10. Kemarahan Adara

16.4K 965 57
                                    

Siang itu, Adara pergi ke salah satu wahana bermain untuk melakukan kencan pertamanya dengan Adrian. Semalam Adrian membuat janji untuk bertemu dan berkencan di tempat itu, dimana banyak anak muda melakukan hal yang sama seperti mereka. Dari matahari terbit Adara sudah tidak sabar untuk menyambut hari ini, bahkan dari semalam Adara tidak bisa memejamkan matanya-sejak Adrian memintanya untuk menjadi kekasihnya waktu itu.

Maka disinilah Adara berada saat ini, duduk disalah satu bangku panjang yang disediakan untuk para pengunjung taman hiburan sambil memandangi beberapa pasangan muda yang nampak menikmati kencan mereka. Adara mengulas senyum dibibirnya sambil membayangkan hal apa yang akan ia dan Adrian lakukan di tempat itu. Setahunya Adrian sangat menyukai hal-hal yang berbau ekstrim dan itu berbanding terbalik dengan dirinya yang begitu penakut. Adara membayangkan pasti mereka berdua akan kembali berdebat dalam menentukan wahana mana saja yang akan mereka naiki nantinya.

Dengan resah, beberapa kali Adara mengecek jam ditangannya. Detik berganti menit, menit berganti jam namun tak ada tanda-tanda kemunculan Adrian di tempat itu. Adara bahkan tidak bisa menghubungi ponsel Adrian. Rasa curiga menghinggapi hatinya namun langsung ditepisnya dengan segera. Adara yakin Adrian akan menepati janjinya, apalagi ini adalah kencan pertama mereka. Adrian takan mungkin melewatkan moment itu begitu saja. Dan dengan sabar Adara masih menunggunya ditempat itu hingga tanpa sadar matahari mulai terbenam.

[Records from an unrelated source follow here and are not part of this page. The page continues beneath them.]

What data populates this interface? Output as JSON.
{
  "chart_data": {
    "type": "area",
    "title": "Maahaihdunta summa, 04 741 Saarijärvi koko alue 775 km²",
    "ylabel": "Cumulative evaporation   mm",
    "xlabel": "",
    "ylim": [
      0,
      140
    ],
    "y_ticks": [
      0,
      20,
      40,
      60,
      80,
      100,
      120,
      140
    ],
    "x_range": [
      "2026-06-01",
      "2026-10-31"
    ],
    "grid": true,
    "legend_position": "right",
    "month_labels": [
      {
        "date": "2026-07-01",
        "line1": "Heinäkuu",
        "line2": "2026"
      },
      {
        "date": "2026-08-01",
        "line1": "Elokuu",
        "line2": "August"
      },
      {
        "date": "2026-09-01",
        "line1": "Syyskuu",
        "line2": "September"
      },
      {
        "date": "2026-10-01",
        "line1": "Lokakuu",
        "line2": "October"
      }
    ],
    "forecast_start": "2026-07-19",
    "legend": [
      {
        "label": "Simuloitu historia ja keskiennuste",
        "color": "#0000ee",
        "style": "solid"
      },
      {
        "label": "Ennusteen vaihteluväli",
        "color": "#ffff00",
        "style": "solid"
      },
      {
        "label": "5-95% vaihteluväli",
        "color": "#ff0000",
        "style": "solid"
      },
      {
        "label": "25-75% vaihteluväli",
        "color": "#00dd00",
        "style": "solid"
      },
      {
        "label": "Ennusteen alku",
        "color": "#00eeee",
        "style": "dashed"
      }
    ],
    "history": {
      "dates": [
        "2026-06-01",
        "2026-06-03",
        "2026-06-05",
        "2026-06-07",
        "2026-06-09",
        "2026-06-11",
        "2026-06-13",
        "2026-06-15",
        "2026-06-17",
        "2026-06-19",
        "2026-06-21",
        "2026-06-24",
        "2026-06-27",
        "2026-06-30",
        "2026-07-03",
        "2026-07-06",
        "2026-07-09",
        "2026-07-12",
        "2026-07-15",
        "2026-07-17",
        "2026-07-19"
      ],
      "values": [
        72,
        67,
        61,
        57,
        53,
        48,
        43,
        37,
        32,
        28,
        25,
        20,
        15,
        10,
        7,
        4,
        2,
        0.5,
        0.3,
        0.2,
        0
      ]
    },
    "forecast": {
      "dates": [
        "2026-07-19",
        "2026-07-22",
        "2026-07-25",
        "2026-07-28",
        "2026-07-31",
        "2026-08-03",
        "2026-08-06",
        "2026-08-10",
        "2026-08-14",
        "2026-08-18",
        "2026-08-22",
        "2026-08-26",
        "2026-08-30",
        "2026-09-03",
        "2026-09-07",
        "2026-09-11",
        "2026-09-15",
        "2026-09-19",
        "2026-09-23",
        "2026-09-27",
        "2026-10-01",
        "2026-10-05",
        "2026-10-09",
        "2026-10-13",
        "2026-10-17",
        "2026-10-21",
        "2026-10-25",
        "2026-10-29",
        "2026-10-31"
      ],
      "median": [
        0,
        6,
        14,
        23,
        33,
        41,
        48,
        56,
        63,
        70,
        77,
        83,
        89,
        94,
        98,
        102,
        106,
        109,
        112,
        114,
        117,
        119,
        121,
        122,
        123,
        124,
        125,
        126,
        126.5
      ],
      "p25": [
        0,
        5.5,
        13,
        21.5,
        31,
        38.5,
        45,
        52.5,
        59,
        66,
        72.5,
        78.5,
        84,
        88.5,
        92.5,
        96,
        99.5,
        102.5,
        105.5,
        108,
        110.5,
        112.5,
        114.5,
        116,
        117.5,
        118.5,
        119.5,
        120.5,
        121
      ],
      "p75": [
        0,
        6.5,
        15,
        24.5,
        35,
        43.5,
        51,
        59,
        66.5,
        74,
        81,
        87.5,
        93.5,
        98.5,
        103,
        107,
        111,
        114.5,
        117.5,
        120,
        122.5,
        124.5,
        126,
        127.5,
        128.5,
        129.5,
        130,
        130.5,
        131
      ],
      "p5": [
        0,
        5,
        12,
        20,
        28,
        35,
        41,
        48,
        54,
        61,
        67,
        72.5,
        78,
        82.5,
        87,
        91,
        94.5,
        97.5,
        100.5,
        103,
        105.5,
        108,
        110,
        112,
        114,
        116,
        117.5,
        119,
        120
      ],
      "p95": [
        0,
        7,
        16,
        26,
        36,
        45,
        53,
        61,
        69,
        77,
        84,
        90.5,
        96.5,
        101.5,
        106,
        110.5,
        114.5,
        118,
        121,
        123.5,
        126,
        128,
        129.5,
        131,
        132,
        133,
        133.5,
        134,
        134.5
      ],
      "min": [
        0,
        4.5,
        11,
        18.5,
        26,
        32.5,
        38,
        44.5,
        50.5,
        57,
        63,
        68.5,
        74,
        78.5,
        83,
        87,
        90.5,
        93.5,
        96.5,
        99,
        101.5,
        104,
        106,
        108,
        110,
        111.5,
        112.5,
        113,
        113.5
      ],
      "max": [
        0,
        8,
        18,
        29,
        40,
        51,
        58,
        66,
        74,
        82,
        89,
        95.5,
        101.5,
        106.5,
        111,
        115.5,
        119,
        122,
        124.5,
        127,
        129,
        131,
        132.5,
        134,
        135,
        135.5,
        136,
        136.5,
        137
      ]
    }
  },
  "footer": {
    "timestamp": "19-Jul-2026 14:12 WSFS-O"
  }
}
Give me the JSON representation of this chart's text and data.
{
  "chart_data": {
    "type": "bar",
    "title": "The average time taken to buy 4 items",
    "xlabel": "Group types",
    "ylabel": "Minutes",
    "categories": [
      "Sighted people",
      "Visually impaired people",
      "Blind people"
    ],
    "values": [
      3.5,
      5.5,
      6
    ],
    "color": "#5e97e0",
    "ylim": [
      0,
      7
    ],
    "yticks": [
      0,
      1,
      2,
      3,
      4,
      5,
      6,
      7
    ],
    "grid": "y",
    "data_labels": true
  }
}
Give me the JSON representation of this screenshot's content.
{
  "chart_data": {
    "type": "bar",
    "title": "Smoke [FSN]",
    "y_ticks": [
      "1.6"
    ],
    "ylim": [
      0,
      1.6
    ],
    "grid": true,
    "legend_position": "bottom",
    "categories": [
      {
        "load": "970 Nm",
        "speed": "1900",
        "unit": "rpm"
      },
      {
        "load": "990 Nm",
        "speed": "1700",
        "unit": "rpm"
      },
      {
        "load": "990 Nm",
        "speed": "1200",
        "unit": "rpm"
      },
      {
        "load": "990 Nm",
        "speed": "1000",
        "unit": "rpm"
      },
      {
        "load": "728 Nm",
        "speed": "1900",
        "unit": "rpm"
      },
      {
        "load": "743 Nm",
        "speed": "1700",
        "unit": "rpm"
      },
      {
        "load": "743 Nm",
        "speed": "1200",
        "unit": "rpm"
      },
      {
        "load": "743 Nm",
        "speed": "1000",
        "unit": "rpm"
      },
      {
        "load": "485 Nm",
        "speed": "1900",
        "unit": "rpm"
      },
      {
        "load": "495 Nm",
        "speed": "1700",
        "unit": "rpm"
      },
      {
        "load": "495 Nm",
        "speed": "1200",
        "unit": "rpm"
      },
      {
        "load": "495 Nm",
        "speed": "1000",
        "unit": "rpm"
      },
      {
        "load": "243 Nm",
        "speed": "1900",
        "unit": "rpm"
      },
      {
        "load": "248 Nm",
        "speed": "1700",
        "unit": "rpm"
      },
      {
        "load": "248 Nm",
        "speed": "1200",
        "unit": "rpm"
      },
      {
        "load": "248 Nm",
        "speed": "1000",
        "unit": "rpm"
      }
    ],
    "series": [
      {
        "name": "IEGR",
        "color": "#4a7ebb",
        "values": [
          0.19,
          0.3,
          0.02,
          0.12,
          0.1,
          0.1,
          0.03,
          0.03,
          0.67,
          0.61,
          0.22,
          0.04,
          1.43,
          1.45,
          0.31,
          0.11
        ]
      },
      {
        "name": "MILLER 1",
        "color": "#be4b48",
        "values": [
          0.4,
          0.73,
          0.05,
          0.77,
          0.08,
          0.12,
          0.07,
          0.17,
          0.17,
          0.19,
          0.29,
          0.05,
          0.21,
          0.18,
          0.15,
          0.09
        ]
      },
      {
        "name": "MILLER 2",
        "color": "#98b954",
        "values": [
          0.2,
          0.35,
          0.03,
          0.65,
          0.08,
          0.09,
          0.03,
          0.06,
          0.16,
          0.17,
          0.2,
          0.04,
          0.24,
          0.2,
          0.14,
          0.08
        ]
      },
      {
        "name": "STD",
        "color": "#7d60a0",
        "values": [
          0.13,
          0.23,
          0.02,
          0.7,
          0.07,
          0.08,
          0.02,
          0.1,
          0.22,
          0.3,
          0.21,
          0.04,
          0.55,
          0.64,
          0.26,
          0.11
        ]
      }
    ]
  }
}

Tempat itu juga sudah sepi pengunjung, lalu seorang security menghampirinya dan memberitahukan bahwa tempat itu sudah akan tutup.

Disaat itulah Adara menyadari bahwa Adrian tidak mungkin datang menepati janjinya. Rasa kecewa, marah dan sedih yang ia rasakan seakan terkalahkan oleh rasa khawatirnya terhadap keadaan pria itu. Dia takut sesuatu yang buruk telah menimpa kekasihnya itu, apalagi tidak biasa-biasanya Adrian mematikan ponsel miliknya.

Dengan terburu-buru Adara berlari menerobos hujan yang turun untuk menemui Adrian. Entah sudah berapa taxi yang ia berhentikan, namun sialnya tak ada satupun dari mereka yang mau memberinya tumpangan. Dan seolah menambah kesialan di hari ini ponsel miliknya juga habis baterainya sehingga ia tidak bisa memesan transportasi online diwaktu yang sama.

Adara merasa kedinginan dengan sekujur tubuh yang basah kuyup oleh hujan. Dia sudah ingin menangis, tapi kalimat Adrian waktu itu seketika terngiang di telinganya. Menguatkannya kembali.

"Jangan menangis. Sudah ada aku disini...." Seperti biasa kalimat itu selalu berhasil menjadi mantra ajaib yang menenangkan bagi Adara dikala ia ingin menangis.

_____________________

Adara menatap Bagas yang duduk bersandar di ranjang rumah sakit dengan pandangan sedih. Wajah tampan Bagas bahkan sudah tidak jelas bentuknya, banyak sekali luka memar disana sini. Belum lagi bagian pelipisnya yang sobek sehingga harus mendapatkan beberapa jahitan.

"Tidak apa-apa, tiga sampai lima hari juga luka ini akan sembuh."

Adara tahu, Bagas mengatakan itu hanya untuk menenangkan Putri-adik perempuannya yang kini sedang menangis sesenggukan disampingnya. Dan Adara juga tahu, luka-luka di wajahnya tidak mungkin hilang dalam waktu dekat.

Namun bukan itu yang mengganggu pikiran Adara saat ini, karena sekalipun luka itu tidak akan pernah sembuh, Adara akan tetap berada disamping Bagas, tidak peduli meski Bagas tidak sesempurna yang dulu. Lagipula sekarang Adara juga wanita cacat setelah sesuatu yang menjadi kebanggaannya telah direnggut oleh Adrian. Jadi untuk apa ia mempermasalahkan ketidaksempurnaan seseorang mengingat kesempurnaan hanya milik Tuhan?

"Dara kau melamun?" Teguran Bagas seketika menarik kembali kesadaran Adara.

Adara hanya diam sedangkan matanya menatap Bagas sendu, Bima-adik bungsu Bagas yang kini berada dalam pangkuannya ikut menatap Adara dengan sama bingungnya.